Au centre du camp, une pile de conteneurs d'expédition convertis en abris, où logent des centaines de mineurs non accompagnés attendant que leur statut soit étudié par les autorités. La majorité d'entre eux, originaires d'Afghanistan, d'Érythrée et du Soudan, garde l’espoir chevillé au corps de rejoindre les 200 jeunes chanceux acceptés au Royaume-Uni au cours des dernières semaines. Suspendus à la décision des agents d'immigration britanniques en France qui les ont interrogés, ils espèrent en vain une réponse favorable.

Face à l’adversité, d’autres se résignent. Calais "c’est terminé, il n'y a plus d’espoir de gagner l'Angleterre d'ici", assure Simim, un Afghan de 18 ans venu tout droit du nord de Kinduz. Le jeune homme a vécu dans la "jungle" pendant plus d'un an. Intelligent et plein d’esprit, il raconte, autour d’un thé improvisé dans sa caravane, ses nombreuses tentatives infructueuses de gagner l’Angleterre.

Lui et ses amis, tous originaires de la même région d’Afghanistan, regrettent de ne plus avoir l’âge de bénéficier du statut réservé aux enfants. "Quand je suis arrivé dans la 'jungle', je n’étais pas encore en âge de me raser. Aujourd’hui, je suis trop vieux pour être considéré comme un enfant", raconte Ahmad, un ami de Simim, qui a fui le conflit dans son pays et rêve d'Angleterre depuis qu'il est tout petit.

British "humour"

Lundi, au premier jour de l’évacuation de la jungle, Simim et ses amis ont observé les files d'attente des migrants candidats au départ. Ensemble, ils ont cependant décidé de passer une nouvelle nuit dans le camp. Même si la "jungle leur semble désormais derrière eux", elle reste leur maison. Ils ne sont pas encore prêts à la quitter, ni à risquer de voir leur groupe se diviser. Ils sont surtout méfiants des informations qui leur sont délivrées et ce malgré les efforts des fonctionnaires qui distribuent des tracts dans la plupart des langues pour informer les migrants sur les conditions du démantèlement.

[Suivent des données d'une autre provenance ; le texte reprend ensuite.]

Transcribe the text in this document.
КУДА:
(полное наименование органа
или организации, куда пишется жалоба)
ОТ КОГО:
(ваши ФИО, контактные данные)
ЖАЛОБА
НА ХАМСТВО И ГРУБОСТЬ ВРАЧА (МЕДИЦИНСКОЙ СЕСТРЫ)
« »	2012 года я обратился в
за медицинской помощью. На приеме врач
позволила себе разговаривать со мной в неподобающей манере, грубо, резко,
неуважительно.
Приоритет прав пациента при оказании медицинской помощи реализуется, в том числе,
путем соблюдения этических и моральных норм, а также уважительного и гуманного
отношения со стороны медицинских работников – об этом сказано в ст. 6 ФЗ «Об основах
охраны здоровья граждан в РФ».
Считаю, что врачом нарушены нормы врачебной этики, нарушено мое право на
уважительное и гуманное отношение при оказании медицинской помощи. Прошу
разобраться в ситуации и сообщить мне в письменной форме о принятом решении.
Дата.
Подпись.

Le sergent Carson, un policier britannique venu de Barnett, près de Londres, "pour voir la réalité du terrain" entreprend une visite guidée du bidonville de 1,5 km2. Alors qu’il passe à proximité de Simim, Ahnmad et de leurs amis, il interpelle le groupe. "Alors, quelle équipe de football soutenez-vous?"

-"Manchester United !", "Liverpool !", "Chelsea !", lancent les jeunes amis sans réfléchir.
- "Si vous les soutenez à ce point, vous ne serez certainement pas les bienvenus au Royaume-Uni", leur rétorque le policier non sans humour. Une ironie toute britannique qu’ils méconnaissent. Leur expérience dans le camp se résume bien souvent à un sentiment de rejet et de grande confusion.
 

Article de Tony Todd adapté de l'anglais par Aude Mazoué.